Zanto asked, “Would you like me to do it now?”
“That’s very diplomatic of you,” Rinpoche said. And he looked at Zanto and started laughing and said, “I’m going to have you in a suit someday. Three piece suit, short hair, no beard.”
At that moment, Zanto realized where the teachings come from. “They come from an open place,” he said. “Somehow, sitting there that night, I had opened up. I wasn’t thinking of myself, but was just resting in that space. And that space allowed the meeting of our minds.”
After a very long pause, Rinpoche walked with Zanto back to the kitchen to call Diana.
In July 1973, Rinpoche gave eight talks at Rocky Mountain Dharma Center (RMDC) on the “Energy of Discipline.” At one talk, Rinpoche was sitting in his chair, with his back to the tent wall. Suddenly, there was a crashing sound and he sat bolt upright, as everyone in the tent froze. It was a bad sound somehow, an unnatural sound. It had a threatening quality to it, very threatening, right behind him. And then it happened again and again, several smashing sounds right behind him. Bam. Bam. Maybe a dozen times. It wasn’t just a bang, it was like the sound of an explosion. It was meant to really threaten.

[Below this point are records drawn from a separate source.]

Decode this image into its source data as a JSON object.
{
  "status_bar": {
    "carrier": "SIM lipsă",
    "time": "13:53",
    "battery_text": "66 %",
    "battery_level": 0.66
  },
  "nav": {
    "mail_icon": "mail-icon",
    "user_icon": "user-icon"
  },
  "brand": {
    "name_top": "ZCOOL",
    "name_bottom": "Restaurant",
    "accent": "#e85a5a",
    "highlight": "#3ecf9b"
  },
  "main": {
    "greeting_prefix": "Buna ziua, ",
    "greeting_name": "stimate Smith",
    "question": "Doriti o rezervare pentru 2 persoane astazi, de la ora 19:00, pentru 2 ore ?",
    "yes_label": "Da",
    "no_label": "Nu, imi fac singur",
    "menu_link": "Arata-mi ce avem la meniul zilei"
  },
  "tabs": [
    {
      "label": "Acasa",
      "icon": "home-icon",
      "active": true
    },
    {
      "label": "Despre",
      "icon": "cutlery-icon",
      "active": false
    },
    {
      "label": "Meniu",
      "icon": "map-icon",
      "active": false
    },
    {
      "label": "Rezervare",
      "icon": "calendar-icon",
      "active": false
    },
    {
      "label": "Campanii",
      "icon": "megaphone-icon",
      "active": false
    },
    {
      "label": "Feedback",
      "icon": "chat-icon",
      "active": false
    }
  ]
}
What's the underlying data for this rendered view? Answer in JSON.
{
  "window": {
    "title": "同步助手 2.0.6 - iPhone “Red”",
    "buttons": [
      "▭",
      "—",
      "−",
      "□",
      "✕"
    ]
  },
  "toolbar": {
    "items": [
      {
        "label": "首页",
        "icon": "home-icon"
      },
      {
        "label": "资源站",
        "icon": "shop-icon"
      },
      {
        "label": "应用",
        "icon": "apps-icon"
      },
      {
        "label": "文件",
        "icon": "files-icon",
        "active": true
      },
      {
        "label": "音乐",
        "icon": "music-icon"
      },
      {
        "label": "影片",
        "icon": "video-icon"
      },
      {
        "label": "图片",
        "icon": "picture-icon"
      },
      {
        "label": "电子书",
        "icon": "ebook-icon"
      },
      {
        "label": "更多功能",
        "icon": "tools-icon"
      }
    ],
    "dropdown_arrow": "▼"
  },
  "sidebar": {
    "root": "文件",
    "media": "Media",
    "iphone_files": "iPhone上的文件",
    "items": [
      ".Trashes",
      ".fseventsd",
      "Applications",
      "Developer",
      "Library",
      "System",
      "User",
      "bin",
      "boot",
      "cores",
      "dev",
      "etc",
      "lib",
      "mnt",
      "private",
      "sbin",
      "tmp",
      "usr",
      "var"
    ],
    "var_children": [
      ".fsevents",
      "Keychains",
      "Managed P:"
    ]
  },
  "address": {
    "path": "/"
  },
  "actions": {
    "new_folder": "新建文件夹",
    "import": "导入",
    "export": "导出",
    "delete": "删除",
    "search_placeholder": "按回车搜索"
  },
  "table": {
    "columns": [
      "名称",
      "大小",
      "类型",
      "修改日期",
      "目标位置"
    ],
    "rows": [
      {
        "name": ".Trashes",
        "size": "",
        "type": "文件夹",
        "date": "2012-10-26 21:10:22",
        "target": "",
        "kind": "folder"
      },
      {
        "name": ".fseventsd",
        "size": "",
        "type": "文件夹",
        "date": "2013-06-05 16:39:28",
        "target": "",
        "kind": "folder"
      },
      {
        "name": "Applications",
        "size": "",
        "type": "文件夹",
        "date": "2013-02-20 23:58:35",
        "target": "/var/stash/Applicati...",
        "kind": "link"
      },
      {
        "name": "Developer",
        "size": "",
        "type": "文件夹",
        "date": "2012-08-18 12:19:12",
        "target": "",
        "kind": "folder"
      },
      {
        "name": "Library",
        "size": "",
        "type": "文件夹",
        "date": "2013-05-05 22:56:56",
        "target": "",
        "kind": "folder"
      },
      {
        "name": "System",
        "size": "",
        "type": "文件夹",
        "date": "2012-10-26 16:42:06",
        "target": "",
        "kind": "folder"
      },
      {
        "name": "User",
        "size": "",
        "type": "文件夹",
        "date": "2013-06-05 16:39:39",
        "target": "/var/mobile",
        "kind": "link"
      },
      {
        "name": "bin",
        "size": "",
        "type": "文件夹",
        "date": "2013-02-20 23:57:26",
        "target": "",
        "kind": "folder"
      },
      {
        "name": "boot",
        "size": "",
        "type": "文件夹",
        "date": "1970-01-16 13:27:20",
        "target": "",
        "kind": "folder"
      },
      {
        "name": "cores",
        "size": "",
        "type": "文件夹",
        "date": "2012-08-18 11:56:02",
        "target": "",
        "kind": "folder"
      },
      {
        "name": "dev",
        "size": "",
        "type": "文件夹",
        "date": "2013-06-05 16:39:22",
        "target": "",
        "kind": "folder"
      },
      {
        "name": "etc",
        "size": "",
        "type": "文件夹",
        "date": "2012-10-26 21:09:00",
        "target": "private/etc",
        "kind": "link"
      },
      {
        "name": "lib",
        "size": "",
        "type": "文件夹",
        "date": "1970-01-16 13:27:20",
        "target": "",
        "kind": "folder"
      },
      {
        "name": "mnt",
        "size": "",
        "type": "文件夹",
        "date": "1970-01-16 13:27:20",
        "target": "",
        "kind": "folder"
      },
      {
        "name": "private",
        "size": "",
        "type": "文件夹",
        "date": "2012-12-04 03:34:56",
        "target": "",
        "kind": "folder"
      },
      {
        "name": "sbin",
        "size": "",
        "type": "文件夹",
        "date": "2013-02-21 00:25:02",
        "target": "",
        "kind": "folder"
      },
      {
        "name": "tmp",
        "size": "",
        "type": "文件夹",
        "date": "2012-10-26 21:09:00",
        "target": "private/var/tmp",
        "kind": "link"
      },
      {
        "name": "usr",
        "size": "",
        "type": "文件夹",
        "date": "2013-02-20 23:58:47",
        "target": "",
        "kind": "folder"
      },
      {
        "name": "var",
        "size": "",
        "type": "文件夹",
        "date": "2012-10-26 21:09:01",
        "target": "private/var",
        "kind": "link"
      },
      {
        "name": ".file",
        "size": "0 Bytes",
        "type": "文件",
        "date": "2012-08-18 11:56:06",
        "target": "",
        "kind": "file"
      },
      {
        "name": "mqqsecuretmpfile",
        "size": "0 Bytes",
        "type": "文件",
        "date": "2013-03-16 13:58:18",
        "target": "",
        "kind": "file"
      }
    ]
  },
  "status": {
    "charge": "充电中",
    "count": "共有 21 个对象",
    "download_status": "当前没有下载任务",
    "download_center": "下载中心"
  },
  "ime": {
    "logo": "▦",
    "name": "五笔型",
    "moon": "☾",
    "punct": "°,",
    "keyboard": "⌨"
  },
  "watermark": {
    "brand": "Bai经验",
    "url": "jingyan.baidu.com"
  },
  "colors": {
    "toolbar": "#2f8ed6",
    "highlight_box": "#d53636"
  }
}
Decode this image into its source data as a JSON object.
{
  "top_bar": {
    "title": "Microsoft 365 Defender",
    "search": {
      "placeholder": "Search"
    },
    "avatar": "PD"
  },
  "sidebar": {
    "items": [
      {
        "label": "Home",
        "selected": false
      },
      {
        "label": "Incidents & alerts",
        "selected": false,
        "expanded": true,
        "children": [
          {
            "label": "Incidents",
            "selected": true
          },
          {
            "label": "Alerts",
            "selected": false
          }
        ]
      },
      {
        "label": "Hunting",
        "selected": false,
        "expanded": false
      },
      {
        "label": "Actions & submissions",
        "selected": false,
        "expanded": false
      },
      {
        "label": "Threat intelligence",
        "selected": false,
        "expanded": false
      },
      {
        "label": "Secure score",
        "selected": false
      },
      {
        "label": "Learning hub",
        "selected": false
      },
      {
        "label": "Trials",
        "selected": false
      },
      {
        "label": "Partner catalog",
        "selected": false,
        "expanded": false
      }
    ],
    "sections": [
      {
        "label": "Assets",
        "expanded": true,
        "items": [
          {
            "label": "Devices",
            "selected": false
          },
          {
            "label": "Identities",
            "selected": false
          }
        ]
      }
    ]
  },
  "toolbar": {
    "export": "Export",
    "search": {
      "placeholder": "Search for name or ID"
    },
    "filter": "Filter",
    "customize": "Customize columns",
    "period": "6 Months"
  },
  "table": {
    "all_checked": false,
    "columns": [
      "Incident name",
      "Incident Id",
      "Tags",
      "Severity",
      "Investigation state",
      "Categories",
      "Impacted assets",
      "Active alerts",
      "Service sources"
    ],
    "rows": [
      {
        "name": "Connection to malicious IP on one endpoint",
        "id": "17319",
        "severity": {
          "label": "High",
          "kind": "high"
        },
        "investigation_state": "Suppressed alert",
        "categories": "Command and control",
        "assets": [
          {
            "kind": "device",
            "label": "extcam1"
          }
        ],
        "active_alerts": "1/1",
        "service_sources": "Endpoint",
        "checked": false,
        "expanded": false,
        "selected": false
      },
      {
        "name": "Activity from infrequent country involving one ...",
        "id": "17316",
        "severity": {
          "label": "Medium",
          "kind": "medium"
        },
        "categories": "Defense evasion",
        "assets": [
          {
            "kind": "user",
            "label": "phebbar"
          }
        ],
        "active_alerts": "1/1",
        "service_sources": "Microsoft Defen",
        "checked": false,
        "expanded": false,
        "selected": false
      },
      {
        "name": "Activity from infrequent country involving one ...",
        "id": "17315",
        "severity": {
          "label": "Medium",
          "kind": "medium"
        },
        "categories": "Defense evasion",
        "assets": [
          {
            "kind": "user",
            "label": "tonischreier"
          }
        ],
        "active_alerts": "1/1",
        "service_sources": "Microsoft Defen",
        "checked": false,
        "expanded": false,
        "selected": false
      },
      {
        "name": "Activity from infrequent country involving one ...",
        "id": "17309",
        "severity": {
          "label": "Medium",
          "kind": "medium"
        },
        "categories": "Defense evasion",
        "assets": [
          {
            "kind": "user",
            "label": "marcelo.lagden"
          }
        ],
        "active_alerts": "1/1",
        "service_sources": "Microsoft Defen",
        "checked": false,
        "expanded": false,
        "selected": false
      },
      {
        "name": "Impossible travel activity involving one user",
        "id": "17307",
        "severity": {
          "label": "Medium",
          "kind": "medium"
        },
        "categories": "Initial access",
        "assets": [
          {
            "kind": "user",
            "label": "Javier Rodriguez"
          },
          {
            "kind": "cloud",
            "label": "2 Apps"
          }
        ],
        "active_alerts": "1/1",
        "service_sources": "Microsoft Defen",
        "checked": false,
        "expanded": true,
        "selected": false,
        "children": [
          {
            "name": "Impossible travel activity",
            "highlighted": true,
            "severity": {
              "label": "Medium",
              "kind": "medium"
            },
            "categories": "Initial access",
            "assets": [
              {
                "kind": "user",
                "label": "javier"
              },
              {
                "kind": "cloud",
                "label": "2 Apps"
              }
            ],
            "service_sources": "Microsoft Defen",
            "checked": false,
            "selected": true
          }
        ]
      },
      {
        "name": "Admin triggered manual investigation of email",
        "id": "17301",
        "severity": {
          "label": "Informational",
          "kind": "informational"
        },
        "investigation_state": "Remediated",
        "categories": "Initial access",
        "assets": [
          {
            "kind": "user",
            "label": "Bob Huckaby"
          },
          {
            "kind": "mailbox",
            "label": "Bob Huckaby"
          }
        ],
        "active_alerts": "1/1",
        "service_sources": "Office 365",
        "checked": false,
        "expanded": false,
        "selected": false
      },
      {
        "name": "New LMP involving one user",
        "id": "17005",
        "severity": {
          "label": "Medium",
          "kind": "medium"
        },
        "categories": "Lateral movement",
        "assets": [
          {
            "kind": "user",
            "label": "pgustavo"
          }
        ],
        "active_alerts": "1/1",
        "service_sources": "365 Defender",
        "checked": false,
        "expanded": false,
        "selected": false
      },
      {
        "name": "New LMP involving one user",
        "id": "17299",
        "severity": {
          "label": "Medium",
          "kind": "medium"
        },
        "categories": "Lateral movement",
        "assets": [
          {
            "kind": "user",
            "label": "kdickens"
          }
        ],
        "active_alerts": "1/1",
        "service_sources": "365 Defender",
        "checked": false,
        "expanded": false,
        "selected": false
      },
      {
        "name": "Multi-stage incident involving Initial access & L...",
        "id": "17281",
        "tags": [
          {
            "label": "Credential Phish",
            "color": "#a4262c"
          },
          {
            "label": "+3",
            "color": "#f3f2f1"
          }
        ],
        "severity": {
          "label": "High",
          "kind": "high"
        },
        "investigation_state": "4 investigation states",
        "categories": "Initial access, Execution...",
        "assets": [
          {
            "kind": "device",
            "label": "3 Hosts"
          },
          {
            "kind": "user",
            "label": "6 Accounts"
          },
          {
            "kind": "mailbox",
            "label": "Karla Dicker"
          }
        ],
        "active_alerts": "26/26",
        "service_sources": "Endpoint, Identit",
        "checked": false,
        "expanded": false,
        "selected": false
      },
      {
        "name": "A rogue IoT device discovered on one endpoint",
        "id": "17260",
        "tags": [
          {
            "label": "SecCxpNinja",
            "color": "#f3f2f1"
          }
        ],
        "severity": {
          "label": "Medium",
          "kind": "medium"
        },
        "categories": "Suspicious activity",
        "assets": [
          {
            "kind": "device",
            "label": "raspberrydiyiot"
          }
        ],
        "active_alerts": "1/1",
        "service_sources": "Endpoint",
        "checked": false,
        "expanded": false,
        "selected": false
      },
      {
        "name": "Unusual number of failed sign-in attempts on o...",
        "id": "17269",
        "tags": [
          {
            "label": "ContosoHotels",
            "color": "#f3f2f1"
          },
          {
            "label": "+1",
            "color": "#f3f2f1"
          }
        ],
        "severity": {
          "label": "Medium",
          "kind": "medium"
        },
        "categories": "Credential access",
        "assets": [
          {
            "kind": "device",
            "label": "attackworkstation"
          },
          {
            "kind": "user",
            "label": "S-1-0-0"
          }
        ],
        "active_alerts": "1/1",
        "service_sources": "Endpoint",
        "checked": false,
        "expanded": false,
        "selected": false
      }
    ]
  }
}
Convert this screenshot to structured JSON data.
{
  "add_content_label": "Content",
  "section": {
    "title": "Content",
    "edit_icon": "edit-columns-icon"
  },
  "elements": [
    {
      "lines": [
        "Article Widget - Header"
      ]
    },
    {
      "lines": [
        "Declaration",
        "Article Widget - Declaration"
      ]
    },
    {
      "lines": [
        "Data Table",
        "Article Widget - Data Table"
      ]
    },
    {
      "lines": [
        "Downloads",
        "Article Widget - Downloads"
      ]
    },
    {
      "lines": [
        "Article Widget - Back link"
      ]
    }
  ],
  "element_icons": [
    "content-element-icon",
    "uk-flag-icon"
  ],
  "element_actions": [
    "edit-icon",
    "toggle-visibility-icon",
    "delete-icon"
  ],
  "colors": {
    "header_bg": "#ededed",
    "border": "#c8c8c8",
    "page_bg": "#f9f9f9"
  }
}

Andy Karr recalls, “What was astounding, other than that we were a bunch of terrified wimps, was that Rinpoche didn’t do what you would do when someone’s threatening to kill you, like yell ‘Help,’ or ‘Get him,’ or any of that stuff. He just sat there. He was obviously upright and very intent, but there was no sense of panic. Not just presence—fearlessness. We all froze and nobody quite knew what to do. There was a guy with a five-pound sledgehammer pounding on the platform Rinpoche was on, just a few feet away from him.
“It was very shocking, watching Rinpoche, because the threat was on the level that someone could kill him. Shocking, how self-contained he was. He was completely aware of what was going on and not intimidated or panicked by it.”
At some point, the threatening sounds stopped without intervention and Rinpoche finished his talk as if nothing had happened.
After the talk, several of us were hanging out in my old A-frame. In addition to Andy and me, Zanto and some other people were there. We found out that Zanto, who had been a bartender at the Rustic Resort, had invited some local people to the talk, hoping that they might connect with Rinpoche. One was Mike Brinkhoff—a local guy, kind of simple, very aggressive, like some ass-kicker. He was the one who had pounded the platform.
Zanto told us that he was feeling guilty about the threatening hammering by Mike, and so after the talk he walked up to Rinpoche and apologized.
Rinpoche said, “You better watch out, you better watch out, you better watch out.”
At first, Zanto didn’t understand. He was apologizing, after all, and no harm had been done.
“But then,” Zanto said, “I realized that Rinpoche was pissing on my foot.”